Passive investing involves buying shares and holding those shares for a long time. It is a buy and forget type of operation. Each year you collect the dividend and either buy more shares thereby increasing the dividend next year or use the dividend as additional income. The passive investor only sells when the fundamentals of the company change or they find a better opportunity elsewhere.

If you invested £10K in Amazon in 2000 at $3.18 dollars a share you would have made over 27% a year each year by doing absolutely nothing. Warren Buffet calls this the snowball effect. The earlier you start the bigger the snowball grows. You have invested in the future growth potential of the company. There are two types of investors. Active investors and passive investors

Trading vs Investing: amazon 20 year chart

You do upfront research using a platform such as Stockopedia ( here’s my discount code https://stk.pe/md15) which provides all the necessary financial figures and you can read annual reports ( scanning for phrases like ‘We are well placed for the future’ or ‘the future looks bright’ etc in the chairman’s statement) and you can dedicate as much or as little time as you want. As with anything in life you reap what you sow so the more you research you do the more chance you have of finding those golden nuggets. The passive investor only sells when the fundamentals of the company change or they find a better opportunity elsewhere.

You can invest passively either on your own or you can setup an investment club ( bit like a book club evening ) and make it fun. Make it a treasure hunt. What better way to spend a cold and wet December Tuesday evening drinking wine and nibbling cheese looking for a gem of a company that you can invest in to make some money.

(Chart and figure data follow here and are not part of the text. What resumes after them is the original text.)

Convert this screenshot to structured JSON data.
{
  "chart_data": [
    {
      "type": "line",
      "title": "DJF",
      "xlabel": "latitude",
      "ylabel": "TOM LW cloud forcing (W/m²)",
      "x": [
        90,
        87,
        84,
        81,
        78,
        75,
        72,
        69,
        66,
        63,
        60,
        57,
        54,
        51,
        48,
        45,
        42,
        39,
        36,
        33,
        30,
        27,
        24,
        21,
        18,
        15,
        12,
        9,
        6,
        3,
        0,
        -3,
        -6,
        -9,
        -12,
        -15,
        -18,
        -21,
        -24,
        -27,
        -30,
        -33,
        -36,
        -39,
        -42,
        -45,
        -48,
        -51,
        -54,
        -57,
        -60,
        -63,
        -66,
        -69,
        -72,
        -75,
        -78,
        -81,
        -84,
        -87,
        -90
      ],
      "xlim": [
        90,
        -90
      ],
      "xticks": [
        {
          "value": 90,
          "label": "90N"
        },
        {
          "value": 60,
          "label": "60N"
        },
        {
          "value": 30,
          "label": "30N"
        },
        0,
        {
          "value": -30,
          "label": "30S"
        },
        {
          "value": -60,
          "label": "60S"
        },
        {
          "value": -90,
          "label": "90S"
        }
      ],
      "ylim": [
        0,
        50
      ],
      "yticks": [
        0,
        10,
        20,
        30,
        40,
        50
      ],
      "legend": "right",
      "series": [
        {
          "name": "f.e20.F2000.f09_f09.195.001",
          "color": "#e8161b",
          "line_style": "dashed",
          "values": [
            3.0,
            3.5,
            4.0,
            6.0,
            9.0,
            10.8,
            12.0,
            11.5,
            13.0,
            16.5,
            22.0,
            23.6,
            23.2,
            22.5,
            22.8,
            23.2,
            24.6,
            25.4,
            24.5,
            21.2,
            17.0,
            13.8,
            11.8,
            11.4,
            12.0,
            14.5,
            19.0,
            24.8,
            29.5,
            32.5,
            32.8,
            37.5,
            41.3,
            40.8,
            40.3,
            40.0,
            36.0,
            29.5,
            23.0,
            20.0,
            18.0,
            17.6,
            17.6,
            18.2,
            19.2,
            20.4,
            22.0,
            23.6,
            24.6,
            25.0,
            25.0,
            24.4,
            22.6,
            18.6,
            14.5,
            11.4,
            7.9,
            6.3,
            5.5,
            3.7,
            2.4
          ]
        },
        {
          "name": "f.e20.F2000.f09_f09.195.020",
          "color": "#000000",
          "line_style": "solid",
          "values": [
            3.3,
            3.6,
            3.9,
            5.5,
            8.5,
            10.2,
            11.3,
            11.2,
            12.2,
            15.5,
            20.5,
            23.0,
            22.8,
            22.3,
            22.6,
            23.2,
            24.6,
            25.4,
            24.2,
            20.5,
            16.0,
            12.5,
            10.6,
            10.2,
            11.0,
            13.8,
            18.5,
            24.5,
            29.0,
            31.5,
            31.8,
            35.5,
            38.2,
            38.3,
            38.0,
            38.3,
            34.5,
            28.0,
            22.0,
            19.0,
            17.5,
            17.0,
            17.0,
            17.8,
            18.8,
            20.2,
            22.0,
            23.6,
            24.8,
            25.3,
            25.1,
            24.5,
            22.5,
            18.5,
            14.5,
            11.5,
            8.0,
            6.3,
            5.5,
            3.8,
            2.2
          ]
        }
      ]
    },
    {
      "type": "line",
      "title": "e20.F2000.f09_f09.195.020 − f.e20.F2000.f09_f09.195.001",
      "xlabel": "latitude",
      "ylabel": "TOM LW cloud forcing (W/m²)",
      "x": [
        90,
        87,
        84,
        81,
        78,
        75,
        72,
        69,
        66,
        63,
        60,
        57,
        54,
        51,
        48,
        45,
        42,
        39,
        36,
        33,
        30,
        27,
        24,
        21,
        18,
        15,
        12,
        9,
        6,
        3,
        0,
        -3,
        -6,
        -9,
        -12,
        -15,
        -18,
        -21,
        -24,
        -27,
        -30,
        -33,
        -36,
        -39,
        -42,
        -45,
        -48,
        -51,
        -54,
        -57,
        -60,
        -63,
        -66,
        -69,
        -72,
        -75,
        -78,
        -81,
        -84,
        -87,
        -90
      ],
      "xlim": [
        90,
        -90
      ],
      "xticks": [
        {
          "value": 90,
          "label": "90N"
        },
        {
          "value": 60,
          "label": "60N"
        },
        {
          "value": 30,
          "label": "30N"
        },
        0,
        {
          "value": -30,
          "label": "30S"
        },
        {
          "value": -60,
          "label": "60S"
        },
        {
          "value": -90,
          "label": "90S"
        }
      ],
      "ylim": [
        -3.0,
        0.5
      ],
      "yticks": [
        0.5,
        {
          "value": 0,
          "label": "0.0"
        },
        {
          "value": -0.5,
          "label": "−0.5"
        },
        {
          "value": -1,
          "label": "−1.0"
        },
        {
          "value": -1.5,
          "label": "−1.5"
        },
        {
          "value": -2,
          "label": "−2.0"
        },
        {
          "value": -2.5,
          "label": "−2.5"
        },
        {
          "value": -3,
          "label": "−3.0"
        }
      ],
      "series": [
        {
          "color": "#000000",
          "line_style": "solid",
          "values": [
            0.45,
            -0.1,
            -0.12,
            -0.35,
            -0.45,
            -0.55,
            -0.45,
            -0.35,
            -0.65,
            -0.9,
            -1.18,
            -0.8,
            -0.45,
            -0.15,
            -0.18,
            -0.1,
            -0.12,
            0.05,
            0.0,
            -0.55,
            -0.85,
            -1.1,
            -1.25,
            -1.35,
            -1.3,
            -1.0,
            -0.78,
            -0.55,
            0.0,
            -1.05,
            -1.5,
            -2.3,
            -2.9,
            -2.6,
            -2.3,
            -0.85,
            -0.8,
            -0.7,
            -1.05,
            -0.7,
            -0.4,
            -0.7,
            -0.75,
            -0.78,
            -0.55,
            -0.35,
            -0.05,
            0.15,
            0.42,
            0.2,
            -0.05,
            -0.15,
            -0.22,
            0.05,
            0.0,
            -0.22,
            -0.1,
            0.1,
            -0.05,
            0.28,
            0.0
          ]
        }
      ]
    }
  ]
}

It’s all very well trying to unravel Heathcliff’s love for Cathy but what a great way spend an evening asking questions such as;

  1. What’s Aviva’s dividend this year?
  2. Is hydrogen going to be the next big clean energy sector and what companies are in the market already?
  3. If Putin’s banks are frozen out of international markets what banks will benefit from the reduction in competition?

Or is that just me, lol?

Trading vs Investing: What you need to know – Conclusion

Trading is the process of jumping in and out of a series of time periods buying and selling shares based on supply and demand indicators using the candlestick method to determine which way a share price is going to go. Everyone is trying to out do the other and this is performed on a very large scale worldwide daily.

Investing is the process of building wealth through either actively changing portfolios on a regular basis or by passively buying shares and holding them for a long time and adding more shares along the way; a buy and forget and let it build style.

The problem with the Stock Market is that it has a perception of just being about trading. Pin stripe suits with red braces people shouting buy/sell, buy/sell all day long using convoluted and complicated jargon which I hope by know you know that’s not the case at all. There are a whole bunch of different methods to stock market investing that you can fit into your lifestyle.

For me it’s a passive investing approach ( where I can allocate my time to travel, enjoyment and investing research) wherever I am in the world. I don’t have the time to be a trader or an active investor. Those methods are full time jobs otherwise they just don’t work.